Rabat road landowner appeals fuel station refusal
Ludwig Camilleri, the owner of the land on the Rabat Road in the vicinity of the St Mary of Victories chapel, has appealed the Planning Authority’s unanimous refusal of his proposal petrol station
The final decision on the refusal of the 3,000sq.m petrol station along the Rabat Road will be decided according to current rules, despite being set to be replaced by a more stringent regime on petrol pump developments.
Ludwig Camilleri, the owner of the land on the Rabat Road in the vicinity of the St Mary of Victories chapel, has appealed the Planning Authority’s unanimous refusal of his proposal petrol station.
Under a proposed regime set to replace the 2014 petrol pump rules, Camilleri’s application would have been automatically refused because the new rules will exclude petrol stations on agricultural land, and such developments are only limited to 1,000sq.m when the land is outside development zones but committed by other developments.
Camilleri’s appeal, filed by the former Planning Authority CEO Ian Stafrace, disputes the refusal, reached because the nearby Pit Stop petrol station in Attard is at a distance of less than 500m from his proposed fuel station.
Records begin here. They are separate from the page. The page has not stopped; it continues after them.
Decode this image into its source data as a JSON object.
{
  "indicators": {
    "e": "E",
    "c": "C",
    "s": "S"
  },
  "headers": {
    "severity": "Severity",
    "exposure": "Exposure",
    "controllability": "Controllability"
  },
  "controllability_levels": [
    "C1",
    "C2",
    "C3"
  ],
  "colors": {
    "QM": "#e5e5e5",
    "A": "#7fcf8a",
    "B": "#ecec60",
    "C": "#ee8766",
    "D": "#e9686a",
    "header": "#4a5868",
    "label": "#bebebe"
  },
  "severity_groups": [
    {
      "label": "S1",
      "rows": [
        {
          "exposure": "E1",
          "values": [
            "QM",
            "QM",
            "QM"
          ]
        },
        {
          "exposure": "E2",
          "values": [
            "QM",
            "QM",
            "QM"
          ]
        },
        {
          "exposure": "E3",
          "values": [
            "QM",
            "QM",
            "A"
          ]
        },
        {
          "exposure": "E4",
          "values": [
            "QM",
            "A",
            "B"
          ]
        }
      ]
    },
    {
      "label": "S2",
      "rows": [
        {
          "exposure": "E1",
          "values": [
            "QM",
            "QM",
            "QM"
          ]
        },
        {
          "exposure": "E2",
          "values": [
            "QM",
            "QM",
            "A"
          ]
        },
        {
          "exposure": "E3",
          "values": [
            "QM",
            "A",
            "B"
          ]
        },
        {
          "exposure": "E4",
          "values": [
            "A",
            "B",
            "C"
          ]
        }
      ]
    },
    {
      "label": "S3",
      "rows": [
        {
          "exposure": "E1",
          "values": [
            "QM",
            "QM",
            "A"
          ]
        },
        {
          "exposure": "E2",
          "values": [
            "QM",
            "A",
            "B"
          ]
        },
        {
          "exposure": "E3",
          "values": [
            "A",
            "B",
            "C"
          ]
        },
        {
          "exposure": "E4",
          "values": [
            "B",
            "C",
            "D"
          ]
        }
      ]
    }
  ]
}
Camilleri’s architect claims the distance is actually 502m, and 510m apart, using the future configuration of the Central Link road project.
Camilleri is protesting that his suggestion to “drastically” reduce the size of a proposed shop was not taken into consideration, and that the PA applied different criteria to those used to approve other ODZ petrol stations.
The proposed 3,000sq.m development includes both a petrol station and car wash, and was initially recommended for refusal by the PA’s case officer.
The Attard petrol station saga
Camilleri, son of Piju Camilleri, advisor to the former Labour minister Lorry Sant, acquired a Birkirkara petrol station licence in 2014, with the intention of relocating it to a property outside development zones.
After considering a site in Salina, deemed to be a non-starter by the environment directorate (now the Environment and Resources Authority), he requested permission for his land on the Rabat Road, at the mouth of Attard.
He had already earmarked the site for a private cemetery in 2011, but development of new cemeteries on ODZ land was precluded by a new policy approved in 2014.
In the 1990s the site had been subject to a planning enforcement against an illegal dwelling by Michael Axisa, but the debris was left on site. Camilleri’s proposal is located on the part of the site impacted by this enforcement.
The Attard local council agrees with the case officer’s recommendation to refuse the development. “There is no justification for the take-up of undeveloped land after Attard lost 50,000sq.m of agricultural land to the Central Link project.”
ERA chairman Victor Axiak agreed with the council that one should not lose even more land than what was lost for Central Link project, simply to relocate a very small pump to a much larger area. Axiak said the draft petrol station policy still under review would have ruled the proposal out automatically.